皆様こんにちは^^
今回は価格の決め方③です。
これまでの2回のブログで、市場価格を参考に価格を決め、次に決めた価格で利益が出るのかチェックしてみるという流れを説明しました。
今回はさらに踏み込んで商流を踏まえた価格付けの話です。
商品やサービスは、必ずしも直販だけとも限りません。
自社で製造し、小売店に卸売し、小売店からお客様に販売してもらうという流れもありますね。
もしくは自社は製造に徹し、卸売事業者に卸売し、卸売事業者から小売店に販売され、小売店から消費者に販売されるという流れもあります。
サービス業でも卸売される場合があります。
例えば旅行商品です。旅行商品を自社開発し、旅行代理店に販売してもらうという商流もあるかもしれません。

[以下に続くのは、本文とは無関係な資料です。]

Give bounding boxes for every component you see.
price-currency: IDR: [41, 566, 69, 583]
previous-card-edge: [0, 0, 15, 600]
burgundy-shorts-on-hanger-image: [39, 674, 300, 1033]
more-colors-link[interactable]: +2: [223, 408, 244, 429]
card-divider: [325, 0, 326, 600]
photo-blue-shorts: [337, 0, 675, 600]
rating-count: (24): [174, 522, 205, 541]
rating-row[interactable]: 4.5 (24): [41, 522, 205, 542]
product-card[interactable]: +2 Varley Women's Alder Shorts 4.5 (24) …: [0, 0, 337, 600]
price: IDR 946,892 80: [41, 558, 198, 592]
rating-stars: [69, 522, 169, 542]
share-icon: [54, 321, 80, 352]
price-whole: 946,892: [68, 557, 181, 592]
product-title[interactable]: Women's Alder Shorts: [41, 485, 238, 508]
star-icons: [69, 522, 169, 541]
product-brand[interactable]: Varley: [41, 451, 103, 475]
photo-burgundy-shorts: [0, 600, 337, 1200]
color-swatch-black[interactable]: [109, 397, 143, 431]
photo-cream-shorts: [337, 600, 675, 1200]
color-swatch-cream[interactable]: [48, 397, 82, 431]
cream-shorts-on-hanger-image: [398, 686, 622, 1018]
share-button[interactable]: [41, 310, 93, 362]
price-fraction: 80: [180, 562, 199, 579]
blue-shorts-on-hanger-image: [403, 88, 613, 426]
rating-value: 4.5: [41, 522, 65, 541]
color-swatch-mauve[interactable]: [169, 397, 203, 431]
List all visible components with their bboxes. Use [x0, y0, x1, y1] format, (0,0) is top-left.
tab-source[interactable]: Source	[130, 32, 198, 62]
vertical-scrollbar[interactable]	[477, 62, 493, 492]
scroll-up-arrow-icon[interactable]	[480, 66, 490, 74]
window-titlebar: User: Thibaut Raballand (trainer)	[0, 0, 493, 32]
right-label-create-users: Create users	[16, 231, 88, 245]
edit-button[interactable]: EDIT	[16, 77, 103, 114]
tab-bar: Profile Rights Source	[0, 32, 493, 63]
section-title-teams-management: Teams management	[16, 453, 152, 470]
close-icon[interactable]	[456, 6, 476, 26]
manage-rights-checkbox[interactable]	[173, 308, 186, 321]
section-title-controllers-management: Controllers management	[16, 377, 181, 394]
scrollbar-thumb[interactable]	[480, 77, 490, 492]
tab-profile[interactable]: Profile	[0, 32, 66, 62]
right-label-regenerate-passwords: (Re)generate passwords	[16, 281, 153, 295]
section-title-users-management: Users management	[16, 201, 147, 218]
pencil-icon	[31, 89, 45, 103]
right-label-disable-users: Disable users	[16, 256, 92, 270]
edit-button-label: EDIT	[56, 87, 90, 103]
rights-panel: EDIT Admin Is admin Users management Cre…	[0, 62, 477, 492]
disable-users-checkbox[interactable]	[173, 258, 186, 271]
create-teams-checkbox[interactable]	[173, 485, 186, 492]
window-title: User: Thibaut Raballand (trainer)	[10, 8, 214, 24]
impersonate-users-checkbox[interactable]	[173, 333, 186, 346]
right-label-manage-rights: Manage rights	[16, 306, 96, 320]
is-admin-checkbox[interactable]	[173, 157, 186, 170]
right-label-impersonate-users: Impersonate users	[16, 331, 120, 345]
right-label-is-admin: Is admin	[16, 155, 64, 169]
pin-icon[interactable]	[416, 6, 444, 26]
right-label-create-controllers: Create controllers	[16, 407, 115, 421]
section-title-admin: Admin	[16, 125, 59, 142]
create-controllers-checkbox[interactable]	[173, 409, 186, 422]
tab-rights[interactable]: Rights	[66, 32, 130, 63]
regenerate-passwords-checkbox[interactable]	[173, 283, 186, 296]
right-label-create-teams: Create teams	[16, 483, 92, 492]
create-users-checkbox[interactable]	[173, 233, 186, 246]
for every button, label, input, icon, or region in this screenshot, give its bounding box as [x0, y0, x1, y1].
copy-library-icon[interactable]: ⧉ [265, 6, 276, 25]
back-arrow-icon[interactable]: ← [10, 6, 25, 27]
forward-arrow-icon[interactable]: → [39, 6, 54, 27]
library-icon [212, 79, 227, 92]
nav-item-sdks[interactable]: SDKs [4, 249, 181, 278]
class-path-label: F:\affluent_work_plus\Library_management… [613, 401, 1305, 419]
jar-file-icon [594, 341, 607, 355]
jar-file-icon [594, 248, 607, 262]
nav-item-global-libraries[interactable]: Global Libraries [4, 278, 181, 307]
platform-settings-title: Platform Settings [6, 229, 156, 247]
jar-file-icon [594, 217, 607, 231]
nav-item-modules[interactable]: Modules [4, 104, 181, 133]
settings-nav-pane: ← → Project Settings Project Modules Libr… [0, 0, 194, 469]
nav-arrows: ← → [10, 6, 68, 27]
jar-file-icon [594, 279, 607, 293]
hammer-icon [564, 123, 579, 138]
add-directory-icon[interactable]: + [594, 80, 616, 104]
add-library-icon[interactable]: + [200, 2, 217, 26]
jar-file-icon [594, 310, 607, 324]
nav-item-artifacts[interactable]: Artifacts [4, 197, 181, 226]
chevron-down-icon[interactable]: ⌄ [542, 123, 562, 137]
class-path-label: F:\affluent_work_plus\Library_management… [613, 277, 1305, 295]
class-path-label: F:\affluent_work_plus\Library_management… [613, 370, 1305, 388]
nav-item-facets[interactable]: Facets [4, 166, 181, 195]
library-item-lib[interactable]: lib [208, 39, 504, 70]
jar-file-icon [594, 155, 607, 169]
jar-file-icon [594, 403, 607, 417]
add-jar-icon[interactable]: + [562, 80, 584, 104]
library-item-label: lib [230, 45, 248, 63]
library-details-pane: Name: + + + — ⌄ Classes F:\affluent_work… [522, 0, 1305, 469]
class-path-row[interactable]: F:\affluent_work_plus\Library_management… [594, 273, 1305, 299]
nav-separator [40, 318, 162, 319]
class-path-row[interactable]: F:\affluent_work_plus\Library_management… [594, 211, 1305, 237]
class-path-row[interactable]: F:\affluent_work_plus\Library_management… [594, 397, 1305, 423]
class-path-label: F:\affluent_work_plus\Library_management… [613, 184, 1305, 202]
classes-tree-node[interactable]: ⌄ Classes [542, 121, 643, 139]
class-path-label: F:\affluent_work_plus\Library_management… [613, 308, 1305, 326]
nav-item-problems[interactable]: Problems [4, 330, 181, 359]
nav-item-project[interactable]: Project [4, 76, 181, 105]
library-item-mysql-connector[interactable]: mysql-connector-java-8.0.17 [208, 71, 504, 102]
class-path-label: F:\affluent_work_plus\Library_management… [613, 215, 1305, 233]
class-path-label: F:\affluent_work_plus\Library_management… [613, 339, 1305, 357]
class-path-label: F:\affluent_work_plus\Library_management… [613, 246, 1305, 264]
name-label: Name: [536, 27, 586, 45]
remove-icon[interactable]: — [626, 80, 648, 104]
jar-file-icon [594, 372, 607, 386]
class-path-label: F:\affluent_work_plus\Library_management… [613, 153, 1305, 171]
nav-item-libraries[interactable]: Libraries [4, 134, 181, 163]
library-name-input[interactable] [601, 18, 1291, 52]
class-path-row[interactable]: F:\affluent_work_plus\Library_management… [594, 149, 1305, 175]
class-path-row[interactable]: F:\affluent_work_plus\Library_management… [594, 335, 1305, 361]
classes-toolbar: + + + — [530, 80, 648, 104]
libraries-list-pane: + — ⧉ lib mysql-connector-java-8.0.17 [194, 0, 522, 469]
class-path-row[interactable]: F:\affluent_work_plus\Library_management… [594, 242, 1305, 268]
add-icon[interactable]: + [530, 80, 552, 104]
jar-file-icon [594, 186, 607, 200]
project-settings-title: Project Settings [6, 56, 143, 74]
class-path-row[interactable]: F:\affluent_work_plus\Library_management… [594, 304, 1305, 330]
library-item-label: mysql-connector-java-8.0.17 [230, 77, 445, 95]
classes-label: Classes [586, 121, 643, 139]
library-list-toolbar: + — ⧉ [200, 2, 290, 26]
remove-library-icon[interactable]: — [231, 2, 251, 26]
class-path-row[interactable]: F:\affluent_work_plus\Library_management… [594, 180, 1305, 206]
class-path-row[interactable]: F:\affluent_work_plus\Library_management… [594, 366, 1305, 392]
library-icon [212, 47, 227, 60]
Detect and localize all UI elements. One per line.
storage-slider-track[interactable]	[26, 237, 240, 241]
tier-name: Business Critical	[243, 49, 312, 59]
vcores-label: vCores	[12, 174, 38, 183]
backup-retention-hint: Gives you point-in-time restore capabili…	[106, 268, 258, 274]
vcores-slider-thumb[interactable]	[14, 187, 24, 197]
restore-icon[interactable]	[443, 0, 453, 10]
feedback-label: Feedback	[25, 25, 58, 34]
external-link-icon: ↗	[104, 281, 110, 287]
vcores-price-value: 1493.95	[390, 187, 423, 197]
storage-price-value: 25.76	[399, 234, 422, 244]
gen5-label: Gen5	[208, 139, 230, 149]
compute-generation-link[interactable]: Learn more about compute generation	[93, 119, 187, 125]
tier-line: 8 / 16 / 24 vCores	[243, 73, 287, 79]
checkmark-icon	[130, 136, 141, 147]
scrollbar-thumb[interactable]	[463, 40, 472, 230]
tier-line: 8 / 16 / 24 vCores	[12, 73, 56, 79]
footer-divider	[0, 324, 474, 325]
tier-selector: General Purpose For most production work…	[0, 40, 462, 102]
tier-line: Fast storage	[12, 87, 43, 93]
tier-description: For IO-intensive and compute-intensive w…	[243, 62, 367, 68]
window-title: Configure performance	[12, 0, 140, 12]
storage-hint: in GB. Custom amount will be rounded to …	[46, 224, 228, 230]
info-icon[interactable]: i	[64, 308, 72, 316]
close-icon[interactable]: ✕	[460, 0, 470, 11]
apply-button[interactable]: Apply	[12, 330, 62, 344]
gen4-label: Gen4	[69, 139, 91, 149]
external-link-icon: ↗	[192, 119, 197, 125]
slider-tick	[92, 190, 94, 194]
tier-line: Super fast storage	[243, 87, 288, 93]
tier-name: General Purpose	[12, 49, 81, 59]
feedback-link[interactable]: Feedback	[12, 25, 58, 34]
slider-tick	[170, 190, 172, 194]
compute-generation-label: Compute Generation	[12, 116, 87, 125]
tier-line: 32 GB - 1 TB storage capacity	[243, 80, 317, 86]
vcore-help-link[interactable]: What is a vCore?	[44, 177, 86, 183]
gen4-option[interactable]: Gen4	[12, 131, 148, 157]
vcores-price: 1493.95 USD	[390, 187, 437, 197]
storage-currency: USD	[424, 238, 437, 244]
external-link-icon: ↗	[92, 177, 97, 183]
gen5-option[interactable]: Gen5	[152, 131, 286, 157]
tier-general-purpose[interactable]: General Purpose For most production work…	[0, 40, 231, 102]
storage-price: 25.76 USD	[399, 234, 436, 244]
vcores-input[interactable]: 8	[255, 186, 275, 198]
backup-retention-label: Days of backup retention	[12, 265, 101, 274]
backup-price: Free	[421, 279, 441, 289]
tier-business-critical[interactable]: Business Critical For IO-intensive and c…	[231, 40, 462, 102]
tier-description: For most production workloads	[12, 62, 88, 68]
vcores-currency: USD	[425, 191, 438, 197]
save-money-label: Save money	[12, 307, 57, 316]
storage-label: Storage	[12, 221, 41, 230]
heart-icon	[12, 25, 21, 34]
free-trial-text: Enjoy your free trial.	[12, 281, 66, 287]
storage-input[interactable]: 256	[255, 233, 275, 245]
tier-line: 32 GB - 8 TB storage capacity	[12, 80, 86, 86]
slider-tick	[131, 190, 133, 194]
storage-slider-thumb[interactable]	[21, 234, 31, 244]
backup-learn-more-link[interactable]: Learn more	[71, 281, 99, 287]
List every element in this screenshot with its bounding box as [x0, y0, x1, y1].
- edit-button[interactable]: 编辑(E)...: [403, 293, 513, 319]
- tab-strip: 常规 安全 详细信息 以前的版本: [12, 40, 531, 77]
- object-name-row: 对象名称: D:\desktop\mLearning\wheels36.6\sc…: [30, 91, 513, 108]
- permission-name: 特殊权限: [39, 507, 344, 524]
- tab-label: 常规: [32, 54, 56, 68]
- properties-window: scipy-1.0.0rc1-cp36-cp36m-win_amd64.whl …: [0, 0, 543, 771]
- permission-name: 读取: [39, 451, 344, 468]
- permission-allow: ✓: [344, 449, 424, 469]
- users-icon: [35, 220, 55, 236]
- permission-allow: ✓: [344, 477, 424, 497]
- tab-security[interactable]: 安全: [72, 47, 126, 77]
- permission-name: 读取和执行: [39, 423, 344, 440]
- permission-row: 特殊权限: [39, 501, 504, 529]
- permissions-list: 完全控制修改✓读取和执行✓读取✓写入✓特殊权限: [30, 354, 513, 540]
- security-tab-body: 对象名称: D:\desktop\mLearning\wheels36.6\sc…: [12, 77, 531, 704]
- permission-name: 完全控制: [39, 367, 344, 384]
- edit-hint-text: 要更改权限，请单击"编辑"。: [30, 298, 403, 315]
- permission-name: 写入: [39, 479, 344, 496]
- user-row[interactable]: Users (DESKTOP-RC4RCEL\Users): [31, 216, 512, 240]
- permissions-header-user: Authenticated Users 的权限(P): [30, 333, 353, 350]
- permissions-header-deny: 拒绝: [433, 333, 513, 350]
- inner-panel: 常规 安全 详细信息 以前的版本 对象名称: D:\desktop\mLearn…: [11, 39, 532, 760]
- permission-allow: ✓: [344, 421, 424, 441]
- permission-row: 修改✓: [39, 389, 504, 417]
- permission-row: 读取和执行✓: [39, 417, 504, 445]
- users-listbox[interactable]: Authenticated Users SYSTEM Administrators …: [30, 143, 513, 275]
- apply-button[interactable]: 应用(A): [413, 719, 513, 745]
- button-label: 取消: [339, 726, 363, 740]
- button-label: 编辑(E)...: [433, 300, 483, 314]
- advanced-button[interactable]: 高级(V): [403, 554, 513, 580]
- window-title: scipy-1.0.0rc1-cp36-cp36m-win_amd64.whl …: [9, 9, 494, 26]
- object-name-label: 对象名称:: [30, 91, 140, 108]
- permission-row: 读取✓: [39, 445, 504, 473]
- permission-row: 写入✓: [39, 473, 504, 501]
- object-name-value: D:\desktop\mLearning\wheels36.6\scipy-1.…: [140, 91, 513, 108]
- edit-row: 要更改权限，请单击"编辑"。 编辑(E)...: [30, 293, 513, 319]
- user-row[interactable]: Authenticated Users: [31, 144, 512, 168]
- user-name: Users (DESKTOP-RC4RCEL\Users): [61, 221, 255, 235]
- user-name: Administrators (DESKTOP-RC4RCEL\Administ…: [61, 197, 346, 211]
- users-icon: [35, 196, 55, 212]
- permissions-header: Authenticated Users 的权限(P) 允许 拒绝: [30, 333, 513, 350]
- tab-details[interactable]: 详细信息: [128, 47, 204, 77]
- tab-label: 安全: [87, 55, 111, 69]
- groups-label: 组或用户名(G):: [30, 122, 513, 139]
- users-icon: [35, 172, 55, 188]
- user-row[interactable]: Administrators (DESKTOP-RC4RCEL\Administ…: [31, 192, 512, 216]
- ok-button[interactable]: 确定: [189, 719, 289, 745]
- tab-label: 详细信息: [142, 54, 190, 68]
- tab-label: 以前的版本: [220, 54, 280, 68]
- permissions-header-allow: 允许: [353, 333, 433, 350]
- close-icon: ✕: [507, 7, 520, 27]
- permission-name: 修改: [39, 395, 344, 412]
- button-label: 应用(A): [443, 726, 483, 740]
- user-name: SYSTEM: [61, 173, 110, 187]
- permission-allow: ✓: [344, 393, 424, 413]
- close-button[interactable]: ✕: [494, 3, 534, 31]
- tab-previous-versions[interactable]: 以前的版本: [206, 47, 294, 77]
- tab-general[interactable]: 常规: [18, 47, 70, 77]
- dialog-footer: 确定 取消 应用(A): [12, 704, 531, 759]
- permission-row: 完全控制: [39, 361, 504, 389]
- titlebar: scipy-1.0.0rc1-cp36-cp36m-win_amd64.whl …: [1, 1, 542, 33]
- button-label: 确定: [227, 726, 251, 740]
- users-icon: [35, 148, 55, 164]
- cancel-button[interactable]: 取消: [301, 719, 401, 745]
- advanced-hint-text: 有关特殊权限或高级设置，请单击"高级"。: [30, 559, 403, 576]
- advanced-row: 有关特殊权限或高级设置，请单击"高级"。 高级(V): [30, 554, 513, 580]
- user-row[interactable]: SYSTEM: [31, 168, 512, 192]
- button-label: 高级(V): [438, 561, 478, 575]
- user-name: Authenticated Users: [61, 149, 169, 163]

直販ではない場合、中間事業者の利益も考える必要があります。
例えば、自社は製造に徹し、自社→卸売事業者→小売店となる場合は、卸売事業者と小売店の利益を考える必要があります。
利益は通常「粗利」で考えます。
粗利とは売上から仕入を引いた金額になります。
粗利の計算には通常「粗利率」など割合を使います。
粗利率は販売価格に占める粗利単価の割合で計算します。
具体的には(販売価格-仕入単価)/販売単価で計算することができます。
粗利率は業界によっても違いますが、小売店で30%~40%が目安となるかと思います。
卸売事業者では、10%~20%あたりが目安となってきます。
逆に売上高に占める仕入高の割合を仕入率と言います。
仕入率は、仕入単価/販売単価で計算することができます。
また、仕入率+粗利率=100%ですので、100%-粗利率でも計算できます。
ではこれらをもとに具体的にどのように販売価格を決めていくのか見てみましょう。
例えば、粗利率を小売店で40%、卸売事業者で20%と想定したとします。
この場合の仕入率は、100%-粗利率ですから、小売店の仕入率は60%、卸売事業者の仕入率は80%と計算できます。
市場価格を参考にして決めた販売価格にそれぞれの仕入率を掛けていくとそれぞれの卸売値が見えてきます。
例えば、小売価格を1000円としたら、1000円✕60%(0.6)=600円となります。
これが、卸売事業者から小売店への卸売価格となります。
さらに600円✕80%(0.8)=480円となり、これが自社から卸売事業者への卸売価格になります。
どうでしょうか。小売価格の半値以下になってしまいましたね。
この480円で自社でもしっかりと利益が出るか確認する必要があります。
逆の計算もできます。
当社から卸売事業者への販売価格が720円だった場合、小売価格はどのくらいになるかという計算です。
この場合は、仕入率で割っていきます。
例えば、卸売事業者が20%の粗利を乗せて小売店に販売するには、500円/80%(0.8)=625円となります。
さらに小売事業者が40%の粗利を乗せて消費者に販売するには、625円/60%(0.6)=1041.666円、1042円と計算できます。
特に直販だけでなく将来卸売も考えている方は注意が必要です。
最初から利幅が少ない価格付けをしてしまうと、いざ卸売をしようと思ったときに卸売先の利益が確保できず、直販のみしかできなくなってしまいます。
自社で作ってさらに販売の努力もするわけですから、しっかりと利幅を持っておきましょう。
今回が価格の決め方シリーズの最後になりますが、価格付けは事業をする中で一番悩むところかもしれません。